Mesures dites « gilets jaunes » : quel impact pour votre entreprise ?

Face à la colère populaire des Gilets jaunes, le gouvernement a annoncé plusieurs mesures d’urgence économiques et sociales, votées dans la foulée par l’Assemblée nationale dans la nuit de jeudi 20 à vendredi 21 décembre. Que changent ces règles pour les employeurs et leurs salariés ? Explications.

Désocialisation des heures supplémentaires : ça change quoi ?

Depuis le 1er janvier 2019, les heures supplémentaires ne sont plus assujetties aux cotisations salariales, dans le privé comme dans le public. Selon le Premier ministre, cela représente en moyenne plus de 200 € supplémentaires par an pour une personne payée au Smic. En contrepartie, la mesure pèse pour 2 milliards d’euros dans le budget de l’État. À titre d’illustration, travailler une heure supplémentaire coûtait, en 2018, 2 euros de cotisations au salarié, sur la base d’un salaire brut horaire de 10 euros. Depuis ce début d’année, ces 2 euros ne sont plus ponctionnés : pour le chef d’entreprise, le salaire brut à verser est donc plus bas alors que le salarié, dans le même temps, profite d’un salaire plus élevé. Autre avantage pour l’employeur, une certaine flexibilité des ressources en interne en cas d’augmentation temporaire de l’activité, limitant d’autant le recours à des CDD ou à des contrats d’intérim.

Prime exceptionnelle de pouvoir d’achat : comment ça marche ?

Grâce à cette mesure, le gouvernement permet aux employeurs de verser à leurs salariés -tant que leur rémunération est inférieure à 3 fois le Smic– une prime de pouvoir d’achat. Sa particularité ? Elle est exonérée d’impôt sur le revenu, de cotisations sociales patronales comme salariales et de prélèvements sociaux (CSG, CRDS). Un plafond est imposé par l’exécutif : il est de 1000 euros.
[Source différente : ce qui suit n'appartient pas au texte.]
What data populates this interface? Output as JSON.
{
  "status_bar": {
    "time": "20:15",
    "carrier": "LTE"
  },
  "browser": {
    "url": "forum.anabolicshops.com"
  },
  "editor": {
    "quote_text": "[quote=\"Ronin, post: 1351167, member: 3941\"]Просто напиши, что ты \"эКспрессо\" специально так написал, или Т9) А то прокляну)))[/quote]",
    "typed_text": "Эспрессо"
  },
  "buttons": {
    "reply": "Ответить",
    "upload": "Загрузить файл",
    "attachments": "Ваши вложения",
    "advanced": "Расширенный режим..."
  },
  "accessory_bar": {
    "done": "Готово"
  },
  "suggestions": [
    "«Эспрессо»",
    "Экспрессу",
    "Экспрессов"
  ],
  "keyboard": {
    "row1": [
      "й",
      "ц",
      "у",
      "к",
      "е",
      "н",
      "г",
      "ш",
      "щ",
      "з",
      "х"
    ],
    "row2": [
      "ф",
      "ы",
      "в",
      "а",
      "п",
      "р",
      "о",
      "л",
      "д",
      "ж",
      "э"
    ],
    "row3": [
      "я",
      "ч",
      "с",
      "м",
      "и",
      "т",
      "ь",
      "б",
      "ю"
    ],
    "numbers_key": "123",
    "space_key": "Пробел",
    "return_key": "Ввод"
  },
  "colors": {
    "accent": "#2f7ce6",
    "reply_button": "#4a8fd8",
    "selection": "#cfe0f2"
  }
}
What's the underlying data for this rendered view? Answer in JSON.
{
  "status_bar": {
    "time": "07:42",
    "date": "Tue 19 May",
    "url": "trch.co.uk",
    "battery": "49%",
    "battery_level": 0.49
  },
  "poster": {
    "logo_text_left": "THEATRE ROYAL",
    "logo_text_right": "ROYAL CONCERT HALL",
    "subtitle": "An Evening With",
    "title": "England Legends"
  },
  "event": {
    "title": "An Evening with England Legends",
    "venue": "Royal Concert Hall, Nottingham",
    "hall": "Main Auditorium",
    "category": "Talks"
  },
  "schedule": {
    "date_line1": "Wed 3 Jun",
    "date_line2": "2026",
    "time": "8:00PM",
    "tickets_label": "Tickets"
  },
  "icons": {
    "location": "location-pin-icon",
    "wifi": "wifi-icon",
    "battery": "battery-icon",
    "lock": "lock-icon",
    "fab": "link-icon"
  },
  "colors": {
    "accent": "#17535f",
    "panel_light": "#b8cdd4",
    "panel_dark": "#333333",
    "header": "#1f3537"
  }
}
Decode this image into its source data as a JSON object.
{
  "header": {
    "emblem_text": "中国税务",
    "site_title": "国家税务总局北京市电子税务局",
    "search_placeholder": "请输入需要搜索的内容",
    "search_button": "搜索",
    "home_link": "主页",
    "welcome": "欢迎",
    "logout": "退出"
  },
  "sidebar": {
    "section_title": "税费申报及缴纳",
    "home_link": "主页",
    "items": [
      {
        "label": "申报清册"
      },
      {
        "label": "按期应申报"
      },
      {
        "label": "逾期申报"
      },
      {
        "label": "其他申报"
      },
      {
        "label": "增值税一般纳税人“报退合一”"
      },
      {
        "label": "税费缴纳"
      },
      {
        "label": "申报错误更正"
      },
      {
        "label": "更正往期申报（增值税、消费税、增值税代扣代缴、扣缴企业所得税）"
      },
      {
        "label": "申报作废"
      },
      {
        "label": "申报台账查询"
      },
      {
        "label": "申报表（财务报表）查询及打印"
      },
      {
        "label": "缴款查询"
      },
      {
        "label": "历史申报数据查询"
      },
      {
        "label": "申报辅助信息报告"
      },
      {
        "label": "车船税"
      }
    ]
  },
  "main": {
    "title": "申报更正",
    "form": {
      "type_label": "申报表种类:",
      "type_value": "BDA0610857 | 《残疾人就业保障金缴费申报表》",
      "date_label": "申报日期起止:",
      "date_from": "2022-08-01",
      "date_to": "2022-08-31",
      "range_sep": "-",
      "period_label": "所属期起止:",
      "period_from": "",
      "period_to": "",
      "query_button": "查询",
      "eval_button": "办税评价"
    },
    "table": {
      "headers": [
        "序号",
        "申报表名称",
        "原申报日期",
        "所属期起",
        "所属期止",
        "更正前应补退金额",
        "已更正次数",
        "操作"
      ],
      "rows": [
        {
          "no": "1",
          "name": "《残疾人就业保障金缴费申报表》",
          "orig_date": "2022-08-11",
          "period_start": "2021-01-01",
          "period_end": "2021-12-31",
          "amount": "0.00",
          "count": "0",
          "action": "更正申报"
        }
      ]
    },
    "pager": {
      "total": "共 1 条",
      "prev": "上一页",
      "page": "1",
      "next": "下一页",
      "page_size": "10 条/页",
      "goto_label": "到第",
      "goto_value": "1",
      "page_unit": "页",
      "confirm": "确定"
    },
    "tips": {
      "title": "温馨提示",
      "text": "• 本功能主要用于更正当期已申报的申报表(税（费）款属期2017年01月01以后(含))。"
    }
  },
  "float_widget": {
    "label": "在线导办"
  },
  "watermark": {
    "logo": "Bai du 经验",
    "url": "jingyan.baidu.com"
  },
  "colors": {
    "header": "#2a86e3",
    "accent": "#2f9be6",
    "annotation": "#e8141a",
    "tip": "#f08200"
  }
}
Pour être appliqué en l’absence d’un accord d’entreprise, le principe de cette prime devait être arrêté avant le 31 janvier 2019 et l’information doit être transmise au Comité social et économique, comité d’entreprise, délégués du personnel avant le 31 mars 2019, qui est également la date butoir de versement. De son propre chef, l’employeur peut verser, en l’absence d’une convention, la prime à seulement une partie de ses salariés en fixant des conditions comme le niveau de rémunération, le niveau de classification ou la durée de présence pendant l’année 2018.

Hausse du Smic : quelles explications ?

Depuis le 1er janvier 2019, le Smic a été revalorisé de 1,5 %, contre 1,24 % au 1er janvier 2018. Il ne s’agit pas d’un coup de pouce gouvernemental, mais bien d’une revalorisation automatique basée sur plusieurs critères, dont l’évolution de l’inflation. Le nouveau montant du Smic brut horaire est désormais de 10,03 euros (contre 9,88 euros depuis le 1er janvier 2018), soit 1 521,22 euros mensuels bruts (1 210 euros nets) sur la base d’une durée hebdomadaire de travail de 35 heures. Pour information, cette revalorisation du Smic s’ajoute à l’augmentation exceptionnelle de la prime d’activité.

Prime d’activité : pour les salariés et les indépendants, comment ça marche ?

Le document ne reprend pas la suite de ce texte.